At that moment, I heard the voice again say, “here’s another chance.” I ignored it and stood at the entrance saddened by my weakness. The well-spoken homeless man returned to the cashier to complete his transaction. I stood, once again, riveted to the spot ~ scared but desperate to BE in the moment, desperate to step over ME — the only thing that stood between doing the good and the right and walking away and missing the opportunity to be a blessing. Finally, something within me broke and I began to rise up on the inside. What was happening, courage was taking the place of fear. Pushing it out like a storm within. I began to hope that the man would take the same exit as me and silently prayed for a third chance to make a difference in one person’s life. I prayed that this courage I felt, this strength within would help me forget me and live beyond myself at that very moment.

Before I knew it, the homeless man was behind me ~ he had chosen the same exit! He said, “I hope you don’t mind that I chased after you with your card.” I looked at him and said, “No. Thank you so much.” I paused and then asked, “How is your day going?” He locked eyes with me and replied, “Not very good, it’s hard being homeless.”

The conversation continued as we walked to the car park. “You took a risk in there running after me to give my card back and now it’s my turn to take a risk with you,” I said. “When we were standing in line I believe God spoke to me and told me to pay for your groceries. I ignored him because I was scared.” His eyes remained locked on mine and he told me, “Everyday I ask God for direction, I wasn’t always homeless you know. I used to live in a nice area, I grew up there. I had a good job and my life was great. Things just went wrong and life changed very quickly but I know I won’t always be homeless.”

I listened to him and was moved with compassion. Our conversation continued and  I said, “You’re in this space right now but God wants you to know that this isn’t how your life will end, that there is more and this isn’t forever.” He replied, “It’s Angels like you that give me hope and today I needed hope. I just spent my last dollars on those groceries.” I asked him if I could help him and he replied, “If you would like to. I want you to know that I’m homeless but I don’t do drugs, a lot of homeless people do but I’m just not one of those.” I believed him about the drugs, but you know even if that isn’t the truth God is in control and He orchestrated the entire encounter.

I asked him his name and introduced myself to him. I told him I would pray for him, that I knew God was going to do something great in his life and that he needed to hold onto hope and have faith.

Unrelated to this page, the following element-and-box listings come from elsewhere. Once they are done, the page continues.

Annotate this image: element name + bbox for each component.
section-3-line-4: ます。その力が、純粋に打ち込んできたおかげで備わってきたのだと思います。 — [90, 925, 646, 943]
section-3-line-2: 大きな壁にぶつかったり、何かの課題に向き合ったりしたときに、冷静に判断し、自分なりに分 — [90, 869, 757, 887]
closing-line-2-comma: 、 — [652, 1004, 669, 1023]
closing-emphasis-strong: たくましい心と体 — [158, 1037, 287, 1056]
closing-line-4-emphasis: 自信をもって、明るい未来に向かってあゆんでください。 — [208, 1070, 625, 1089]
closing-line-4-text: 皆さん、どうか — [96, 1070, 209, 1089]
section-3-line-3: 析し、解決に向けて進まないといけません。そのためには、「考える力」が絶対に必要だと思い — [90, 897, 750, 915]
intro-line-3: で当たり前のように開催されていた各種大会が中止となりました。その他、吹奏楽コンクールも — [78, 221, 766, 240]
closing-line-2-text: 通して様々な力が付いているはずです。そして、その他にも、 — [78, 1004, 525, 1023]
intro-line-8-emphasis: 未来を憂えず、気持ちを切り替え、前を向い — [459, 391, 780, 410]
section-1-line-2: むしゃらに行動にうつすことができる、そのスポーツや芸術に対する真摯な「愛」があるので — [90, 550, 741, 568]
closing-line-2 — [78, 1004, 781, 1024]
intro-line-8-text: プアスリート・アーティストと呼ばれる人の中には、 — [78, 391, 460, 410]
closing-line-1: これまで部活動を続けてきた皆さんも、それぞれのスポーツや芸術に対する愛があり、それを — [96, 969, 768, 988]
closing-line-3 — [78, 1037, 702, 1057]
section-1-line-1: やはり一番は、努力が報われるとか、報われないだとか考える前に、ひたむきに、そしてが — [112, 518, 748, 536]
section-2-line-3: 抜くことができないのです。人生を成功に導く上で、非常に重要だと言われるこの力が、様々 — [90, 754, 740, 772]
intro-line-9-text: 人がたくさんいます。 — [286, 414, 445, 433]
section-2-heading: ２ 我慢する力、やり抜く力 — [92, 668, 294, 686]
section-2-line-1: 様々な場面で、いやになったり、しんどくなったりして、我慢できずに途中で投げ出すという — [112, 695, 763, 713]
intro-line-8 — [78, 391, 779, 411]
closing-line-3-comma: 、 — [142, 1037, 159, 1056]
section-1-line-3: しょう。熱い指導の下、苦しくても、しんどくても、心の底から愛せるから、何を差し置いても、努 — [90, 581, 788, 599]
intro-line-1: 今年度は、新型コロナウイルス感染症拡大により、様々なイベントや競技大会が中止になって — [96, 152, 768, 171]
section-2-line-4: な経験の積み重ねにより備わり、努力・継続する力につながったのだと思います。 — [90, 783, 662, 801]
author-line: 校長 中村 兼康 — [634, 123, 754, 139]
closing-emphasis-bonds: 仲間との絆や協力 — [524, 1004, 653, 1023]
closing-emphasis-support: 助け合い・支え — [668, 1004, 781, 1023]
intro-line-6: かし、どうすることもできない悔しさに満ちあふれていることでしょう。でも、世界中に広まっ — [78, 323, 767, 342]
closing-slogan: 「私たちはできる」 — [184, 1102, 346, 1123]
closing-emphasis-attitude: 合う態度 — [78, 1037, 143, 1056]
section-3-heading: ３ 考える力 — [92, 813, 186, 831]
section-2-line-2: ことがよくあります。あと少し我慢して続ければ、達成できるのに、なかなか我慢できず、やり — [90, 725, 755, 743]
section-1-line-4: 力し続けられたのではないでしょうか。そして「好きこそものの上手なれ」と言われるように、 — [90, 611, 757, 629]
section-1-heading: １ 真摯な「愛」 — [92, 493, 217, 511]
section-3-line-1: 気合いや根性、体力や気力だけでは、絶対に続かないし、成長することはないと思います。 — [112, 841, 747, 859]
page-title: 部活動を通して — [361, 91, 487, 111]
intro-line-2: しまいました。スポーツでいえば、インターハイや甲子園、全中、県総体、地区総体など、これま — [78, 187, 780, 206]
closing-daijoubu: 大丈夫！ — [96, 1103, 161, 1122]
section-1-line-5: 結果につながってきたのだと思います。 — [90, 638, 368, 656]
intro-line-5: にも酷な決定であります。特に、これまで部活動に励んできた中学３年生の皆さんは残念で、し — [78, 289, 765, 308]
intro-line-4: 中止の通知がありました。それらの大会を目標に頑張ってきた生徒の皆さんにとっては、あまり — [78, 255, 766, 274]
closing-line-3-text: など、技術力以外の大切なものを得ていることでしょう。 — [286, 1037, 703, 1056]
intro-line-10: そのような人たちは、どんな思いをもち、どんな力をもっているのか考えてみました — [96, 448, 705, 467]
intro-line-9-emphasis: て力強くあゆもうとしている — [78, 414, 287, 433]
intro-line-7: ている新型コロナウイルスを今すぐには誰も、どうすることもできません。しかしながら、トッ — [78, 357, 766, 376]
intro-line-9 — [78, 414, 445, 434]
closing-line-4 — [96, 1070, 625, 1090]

He extended his hand to shake mine and in my head I was thinking, “Oh no, I don’t want to shake.” Again I heard the voice say, “Shake his hand well, place value on him.” I extended my hand and said, “God bless you and have the best day today.” He said the same and we parted ways.

I made my way to my car and instantly began praying for him. I almost buckled over in tears; I felt such a huge burden for him. I don’t know how his life will change but I know through God’s creativity this homeless man’s life can become what it was meant to be.

Today, I walked away from an opportunity to make a difference but I believe I was given a second and a third chance and I chose to simply do what was right. I ended up giving him all that was in my wallet ~ not a lot to most but a fortune to him. Who knows what will happen in his life. All I know is that I’ve asked to be God’s hands and feet on this earth, and today I had the opportunity to speak into a hurting life. I realize now more than ever that on either side of our obedience there are people who will be affected forever.

My friends can attest to the fact that I always say EVERYONE HAS A STORY. I learned that from a great man … my dad. I believe that as we walk through life it is our responsibility to pull back the layers of the story and discover the gold that is within each one of us. Try to look beyond what you see. There is a why behind every what.

Thank you for reading this simple story. I ask today that you say a prayer for this homeless man, my friend whose name is Sean.